Сентуль стоял, стараясь перенести вес на здоровую ногу. В правую ему вчера вонзился на штурме барбакана гасконский дротик, а дротики у гасконцев толстые, с зазубренными наконечниками. Дротик той же ночью вытащили (хотя до ночи пришлось так и бегать с его обломком в ляжке — лечиться не было времени). Рану обработали, однако болела она немилосердно. «Когда меня повесят, болеть перестанет. Хоть какой-то толк от этих франков», подумал рыцарь — и усмехнулся собственной мысли. Ужасно хотелось пить, особенно при взгляде на кувшины, но просить бы он не стал ни за что — незачем давать врагам еще один повод его унизить.
— Нет уж, — возражал тем временем граф Сен-Поль. — Пленные добровольно сдались нам на милость. Вешать тех, кто капитулировал — большой позор для всей Франции.
Все дружно посмотрели на молодого еще графа, едва ли не хором фыркнули. Сразу видно, первый раз в Лангедоке воюет, не познал еще тутошних законов войны. Один бретонский сеньор, тоже из «свежих» крестоносцев, просиял на важную речь и согласно закивал. На него постарались не обратить внимания.

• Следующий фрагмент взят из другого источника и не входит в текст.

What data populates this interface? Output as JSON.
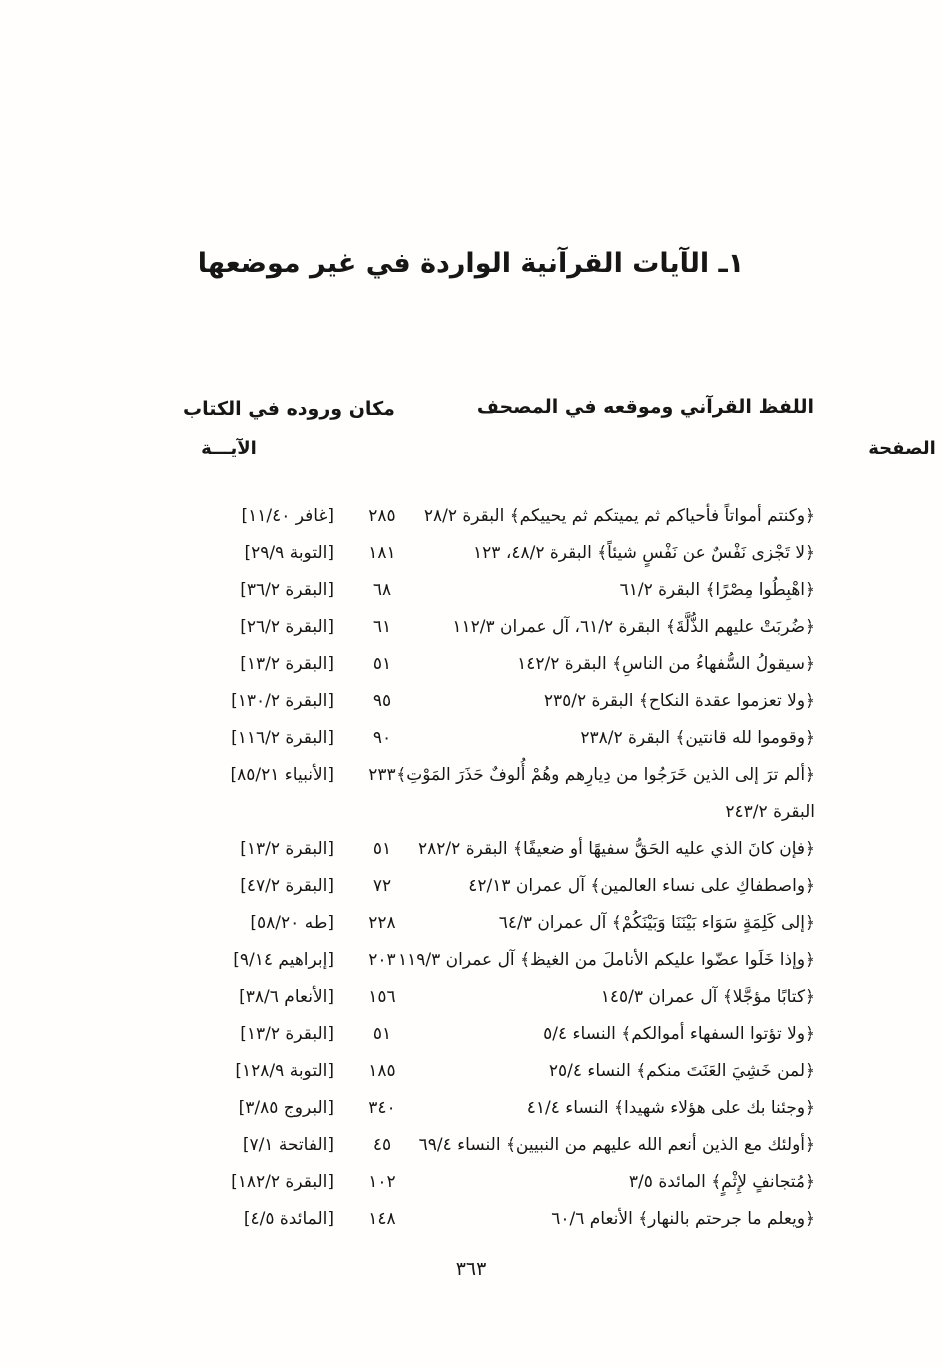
{
  "page": {
    "title": "١ـ الآيات القرآنية الواردة في غير موضعها",
    "footer_page_number": "٣٦٣",
    "text_color": "#161616",
    "background_color": "#fffefd"
  },
  "table": {
    "header_right": "اللفظ القرآني وموقعه في المصحف",
    "header_left": "مكان وروده في الكتاب",
    "subheader_page": "الصفحة",
    "subheader_verse": "الآيـــة",
    "rows": [
      {
        "quote": "﴿وكنتم أمواتاً فأحياكم ثم يميتكم ثم يحييكم﴾ البقرة ٢٨/٢",
        "page": "٢٨٥",
        "ref": "[غافر ١١/٤٠]"
      },
      {
        "quote": "﴿لا تَجْزى نَفْسٌ عن نَفْسٍ شيئاً﴾ البقرة ٤٨/٢، ١٢٣",
        "page": "١٨١",
        "ref": "[التوبة ٢٩/٩]"
      },
      {
        "quote": "﴿اهْبِطُوا مِصْرًا﴾ البقرة ٦١/٢",
        "page": "٦٨",
        "ref": "[البقرة ٣٦/٢]"
      },
      {
        "quote": "﴿ضُربَتْ عليهم الذُّلَّةَ﴾ البقرة ٦١/٢، آل عمران ١١٢/٣",
        "page": "٦١",
        "ref": "[البقرة ٢٦/٢]"
      },
      {
        "quote": "﴿سيقولُ السُّفهاءُ من الناسِ﴾ البقرة ١٤٢/٢",
        "page": "٥١",
        "ref": "[البقرة ١٣/٢]"
      },
      {
        "quote": "﴿ولا تعزموا عقدة النكاح﴾ البقرة ٢٣٥/٢",
        "page": "٩٥",
        "ref": "[البقرة ١٣٠/٢]"
      },
      {
        "quote": "﴿وقوموا لله قانتين﴾ البقرة ٢٣٨/٢",
        "page": "٩٠",
        "ref": "[البقرة ١١٦/٢]"
      },
      {
        "quote": "﴿ألم ترَ إلى الذين خَرَجُوا من دِيارِهم وهُمْ أُلوفٌ حَذَرَ المَوْتِ﴾",
        "quote_line2": "البقرة ٢٤٣/٢",
        "page": "٢٣٣",
        "ref": "[الأنبياء ٨٥/٢١]"
      },
      {
        "quote": "﴿فإن كانَ الذي عليه الحَقُّ سفيهًا أو ضعيفًا﴾ البقرة ٢٨٢/٢",
        "page": "٥١",
        "ref": "[البقرة ١٣/٢]"
      },
      {
        "quote": "﴿واصطفاكِ على نساء العالمين﴾ آل عمران ٤٢/١٣",
        "page": "٧٢",
        "ref": "[البقرة ٤٧/٢]"
      },
      {
        "quote": "﴿إلى كَلِمَةٍ سَوَاء بَيْنَنَا وَبَيْنَكُمْ﴾ آل عمران ٦٤/٣",
        "page": "٢٢٨",
        "ref": "[طه ٥٨/٢٠]"
      },
      {
        "quote": "﴿وإذا خَلَوا عضّوا عليكم الأناملَ من الغيظ﴾ آل عمران ١١٩/٣",
        "page": "٢٠٣",
        "ref": "[إبراهيم ٩/١٤]"
      },
      {
        "quote": "﴿كتابًا مؤجَّلا﴾ آل عمران ١٤٥/٣",
        "page": "١٥٦",
        "ref": "[الأنعام ٣٨/٦]"
      },
      {
        "quote": "﴿ولا تؤتوا السفهاء أموالكم﴾ النساء ٥/٤",
        "page": "٥١",
        "ref": "[البقرة ١٣/٢]"
      },
      {
        "quote": "﴿لمن خَشِيَ العَنَتَ منكم﴾ النساء ٢٥/٤",
        "page": "١٨٥",
        "ref": "[التوبة ١٢٨/٩]"
      },
      {
        "quote": "﴿وجئنا بك على هؤلاء شهيدا﴾ النساء ٤١/٤",
        "page": "٣٤٠",
        "ref": "[البروج ٣/٨٥]"
      },
      {
        "quote": "﴿أولئك مع الذين أنعم الله عليهم من النبيين﴾ النساء ٦٩/٤",
        "page": "٤٥",
        "ref": "[الفاتحة ٧/١]"
      },
      {
        "quote": "﴿مُتجانفٍ لإِثْمٍ﴾ المائدة ٣/٥",
        "page": "١٠٢",
        "ref": "[البقرة ١٨٢/٢]"
      },
      {
        "quote": "﴿ويعلم ما جرحتم بالنهار﴾ الأنعام ٦٠/٦",
        "page": "١٤٨",
        "ref": "[المائدة ٤/٥]"
      }
    ]
  }
}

Епископ Безьерский наконец взял ответственность на себя, разрешая спор:
— Хорошо, сеньоры, вас никто и не принуждает бесчестить себя убийством пленных. Я от лица Церкви утверждаю, что эти… лица — закоренелые еретики, а посему подлежат церковному суду. Соберем конклав, там и решим.
Принц Луи с явным облегчением отвесил прелату легкий поклон.
— Прекрасно, святой отец. Мы сюда прибыли как крестоносцы, и в первую очередь хотим послужить Церкви. То есть забирайте его и иже с ним и судите по-своему… Как Раймона Старого судили.
— Стойте, стойте! — вскинул руки старенький архиепископ Оша. Один из немногих южан, удержавших свою кафедру — а все потому, что даже помогать своим сородичам умудрялся осторожно, разумно, да и не всегда — кто на Латеранском соборе вслух заявлял, что дурно лишать графа Монфора завоеванных земель? Другого-то выхода не было… Однако тут старый прелат, видно, усмотрел какой-то иной исход. — Подождите, сир, умоляю вас не выносить поспешных суждений. Может, когда-то граф Сентуль и заблуждался; но всякий грешник может раскаяться. Ведь некогда он добровольно принял крест против еретиков — не так ли, граф?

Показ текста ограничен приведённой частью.